A question I often get from potential new clients is, “Can’t you just do one review of my manuscript so it can get done faster?” So, with this post, I thought I’d touch on why it’s rarely ever a good idea to rush the editing process for time’s sake.
With the digital age, the pace of our culture has definitely increased—seemingly light years in only the past decade or so. Take a look around you on any given day and you’ll see that most of us feel an almost constant need for speed and activity. In just the past week or so while sitting at a stop light, I’ve twice seen cars just sit there when the light turned green because the drivers were so focused on their phones.
This post, though, is not about debating the right or wrong of how much we’ve allowed the pace of our own lives to increase. Rather, it’s specifically about resisting this pull when it comes to something you hold dear to your heart: the book manuscript you’ve completed.
Whether it’s a how-to booklet, a nonfiction book, a novella, or a heavyweight novel, your book required some sacrifice on your part.

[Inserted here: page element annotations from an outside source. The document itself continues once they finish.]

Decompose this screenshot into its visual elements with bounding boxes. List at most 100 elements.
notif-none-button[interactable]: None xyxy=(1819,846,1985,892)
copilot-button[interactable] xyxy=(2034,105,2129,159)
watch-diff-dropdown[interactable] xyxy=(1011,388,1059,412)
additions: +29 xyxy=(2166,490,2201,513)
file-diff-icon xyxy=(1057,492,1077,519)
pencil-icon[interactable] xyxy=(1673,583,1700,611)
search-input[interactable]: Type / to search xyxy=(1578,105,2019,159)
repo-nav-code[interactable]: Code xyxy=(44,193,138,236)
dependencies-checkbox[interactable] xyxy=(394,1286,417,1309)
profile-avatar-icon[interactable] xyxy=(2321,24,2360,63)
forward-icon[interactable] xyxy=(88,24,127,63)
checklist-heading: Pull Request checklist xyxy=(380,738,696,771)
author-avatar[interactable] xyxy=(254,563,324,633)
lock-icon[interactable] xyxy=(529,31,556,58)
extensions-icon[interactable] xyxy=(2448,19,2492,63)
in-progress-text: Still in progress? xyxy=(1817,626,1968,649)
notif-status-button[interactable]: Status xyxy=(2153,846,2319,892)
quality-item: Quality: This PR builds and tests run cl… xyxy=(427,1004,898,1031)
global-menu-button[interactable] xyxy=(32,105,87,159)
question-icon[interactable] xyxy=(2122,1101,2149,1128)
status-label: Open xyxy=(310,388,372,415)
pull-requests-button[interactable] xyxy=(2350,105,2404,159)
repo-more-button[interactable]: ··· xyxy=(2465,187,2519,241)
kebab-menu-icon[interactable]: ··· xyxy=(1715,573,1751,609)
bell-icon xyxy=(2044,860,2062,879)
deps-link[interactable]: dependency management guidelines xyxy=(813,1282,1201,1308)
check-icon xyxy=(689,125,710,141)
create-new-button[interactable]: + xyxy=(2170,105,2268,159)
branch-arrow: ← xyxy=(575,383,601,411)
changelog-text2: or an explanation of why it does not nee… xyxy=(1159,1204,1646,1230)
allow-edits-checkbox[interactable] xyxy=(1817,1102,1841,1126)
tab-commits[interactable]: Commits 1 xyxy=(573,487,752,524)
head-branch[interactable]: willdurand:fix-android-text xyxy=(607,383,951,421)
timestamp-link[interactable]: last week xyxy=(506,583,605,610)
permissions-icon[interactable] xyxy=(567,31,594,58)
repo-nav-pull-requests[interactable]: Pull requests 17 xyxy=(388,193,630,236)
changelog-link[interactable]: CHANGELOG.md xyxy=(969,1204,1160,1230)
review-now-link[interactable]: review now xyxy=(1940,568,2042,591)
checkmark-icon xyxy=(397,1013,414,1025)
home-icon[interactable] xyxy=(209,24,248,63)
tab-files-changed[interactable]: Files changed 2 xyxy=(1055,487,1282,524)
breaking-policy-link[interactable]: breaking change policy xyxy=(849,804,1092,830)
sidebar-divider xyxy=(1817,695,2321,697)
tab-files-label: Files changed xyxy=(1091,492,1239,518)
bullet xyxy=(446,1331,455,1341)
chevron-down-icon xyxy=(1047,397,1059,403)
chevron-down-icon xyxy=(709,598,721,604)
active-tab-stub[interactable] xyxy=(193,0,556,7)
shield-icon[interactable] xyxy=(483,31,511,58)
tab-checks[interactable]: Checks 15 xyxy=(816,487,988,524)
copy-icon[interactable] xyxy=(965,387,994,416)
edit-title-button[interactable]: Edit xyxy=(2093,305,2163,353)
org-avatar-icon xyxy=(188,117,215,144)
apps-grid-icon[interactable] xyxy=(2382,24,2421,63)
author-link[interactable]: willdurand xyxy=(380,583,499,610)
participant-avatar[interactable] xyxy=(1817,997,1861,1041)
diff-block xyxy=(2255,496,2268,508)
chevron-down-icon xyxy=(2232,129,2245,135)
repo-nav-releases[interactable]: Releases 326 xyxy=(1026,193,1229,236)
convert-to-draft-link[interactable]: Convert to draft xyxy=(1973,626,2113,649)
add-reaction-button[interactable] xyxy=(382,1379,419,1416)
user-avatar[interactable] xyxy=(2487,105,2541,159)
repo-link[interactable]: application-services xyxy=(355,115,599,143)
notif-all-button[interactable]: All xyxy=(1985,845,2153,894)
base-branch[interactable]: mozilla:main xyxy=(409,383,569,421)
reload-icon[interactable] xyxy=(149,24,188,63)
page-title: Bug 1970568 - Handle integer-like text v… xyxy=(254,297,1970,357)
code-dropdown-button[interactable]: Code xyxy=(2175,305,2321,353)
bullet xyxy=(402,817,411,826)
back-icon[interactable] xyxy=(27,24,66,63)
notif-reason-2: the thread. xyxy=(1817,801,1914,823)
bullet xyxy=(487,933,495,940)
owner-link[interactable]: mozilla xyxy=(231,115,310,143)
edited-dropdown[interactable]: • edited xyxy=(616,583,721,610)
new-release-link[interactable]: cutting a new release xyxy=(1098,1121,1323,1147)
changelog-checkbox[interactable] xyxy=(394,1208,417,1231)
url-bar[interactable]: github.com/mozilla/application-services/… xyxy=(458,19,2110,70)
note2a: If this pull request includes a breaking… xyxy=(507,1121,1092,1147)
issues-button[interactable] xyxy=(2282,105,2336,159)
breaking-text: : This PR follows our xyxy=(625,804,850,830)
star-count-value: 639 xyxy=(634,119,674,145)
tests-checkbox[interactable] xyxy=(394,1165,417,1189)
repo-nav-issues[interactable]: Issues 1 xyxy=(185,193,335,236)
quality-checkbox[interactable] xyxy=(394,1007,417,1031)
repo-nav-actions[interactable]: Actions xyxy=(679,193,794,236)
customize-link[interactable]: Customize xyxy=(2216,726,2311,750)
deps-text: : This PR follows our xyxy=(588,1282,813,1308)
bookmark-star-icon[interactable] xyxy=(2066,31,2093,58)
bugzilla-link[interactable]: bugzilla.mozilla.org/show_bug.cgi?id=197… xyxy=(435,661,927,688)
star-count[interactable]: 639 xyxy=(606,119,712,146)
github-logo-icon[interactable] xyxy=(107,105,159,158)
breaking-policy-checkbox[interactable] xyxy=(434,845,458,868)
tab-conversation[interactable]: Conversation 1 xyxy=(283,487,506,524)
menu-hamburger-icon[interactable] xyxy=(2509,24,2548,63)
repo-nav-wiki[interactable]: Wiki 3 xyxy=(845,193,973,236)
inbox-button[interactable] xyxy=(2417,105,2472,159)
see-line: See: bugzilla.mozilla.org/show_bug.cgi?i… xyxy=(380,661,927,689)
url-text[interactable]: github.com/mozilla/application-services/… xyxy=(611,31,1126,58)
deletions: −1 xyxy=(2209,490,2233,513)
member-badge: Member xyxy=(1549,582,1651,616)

You invested time that you could have spent elsewhere. You invested mental, physical, and emotional energy that could have gone to some other life pursuit. You possibly also invested some financial resources in working with a writing coach/mentor in preparation for crafting your book. Perhaps the book even cost you in terms of relationships—maybe because some “friends” just didn’t see the point of you “wasting” your time on writing some “foo-foo” story you’ve been talking about since high school.
Whatever your investment along the way, you chose to persevere in writing your book until you finished it, even on the hard days when sentences might have come only two or three stilted words at a time rather than in the rhythmic, flowing prose that made you feel alive and as though you were doing exactly what you were created for in this season of your life.
So let’s go back to the question that I hear frequently enough that it warranted me investing some time to talk about it today: “Can’t you just do one review of my manuscript so it can get done faster?”
As an editor who has been working with words for almost two decades, I have to answer the question with another question: “Why would you want me to rush my work on your book when you’ve sacrificed so much already to see it move from dream to reality?”
I actually just finished a phone call a bit ago with a potential new client, and when she asked about the editing process, I explained my usual method—and made sure to tell her why any good editor should do at least two editorial reviews of a manuscript: First, no editor is going to catch everything the first time she or he goes through a manuscript. And second, quality editing takes time. I felt grateful that this author understood and accepted this line of thinking without any hesitation—even though she understandably may not be able to visualize everything that goes into the editing of a manuscript, since she’s on the writer’s side of this process and that’s her main focus.
On the editor’s side, though, at any given point during the editing process (depending on the genre and type of edit), an editor may possibly be keeping in mind:
- strengths and weaknesses of a manuscript (Is the plot of this rom-com novel working? Could the suggestions on how to study the Bible be more reader-friendly?)
- consistency issues (Why is Maggie now wearing an aquamarine dress when she just had on a fuchsia pantsuit? Why did it say that the Ranger alpha team carried M4A1 carbines on their mission but now they are laying down covering fire with M16A2 assault rifles?)
- the need to verify facts/sources (Could a fictional Viking raid have taken place at such a place during this time period? Did that quotation really come from A. W. Tozer?)
- misspellings (no nede to explane this, I thinck)
- grammar snarls (nor that either)
- punctuation problems (no. really!”)
- names of characters (Joe Davidson becomes Joe Davison at times in a story)
- sequence of events from a previous book in the series (The starship Stellar is back? Didn’t it burn up in orbit in the last book after being torpedoed by the Gark destroyer?)
- math mayhem (Duane was nine years old when the accident happened, and it’s been twenty long years since then, but now at thirty-three, he’s finally past it. Or, Here’s a list of three foundational parenting concepts: 1. Understand first, then be understood, 2. Focus on the positive, 3. Speak the truth in love, and, 4. Be firm and assertive, but gentle.)
- and the list could go on and on …
Bottom line: a quality edit takes time. Editors who care enough about giving you the highest-quality edit possible need that time to serve you to the best of their abilities. So as you consider contracting an editor to walk alongside you during the next stage of your journey toward publication, be prepared for whatever timeline she or he may propose to you. Remember, the editor wants the same thing you do: to see your finished book be the very best it can be.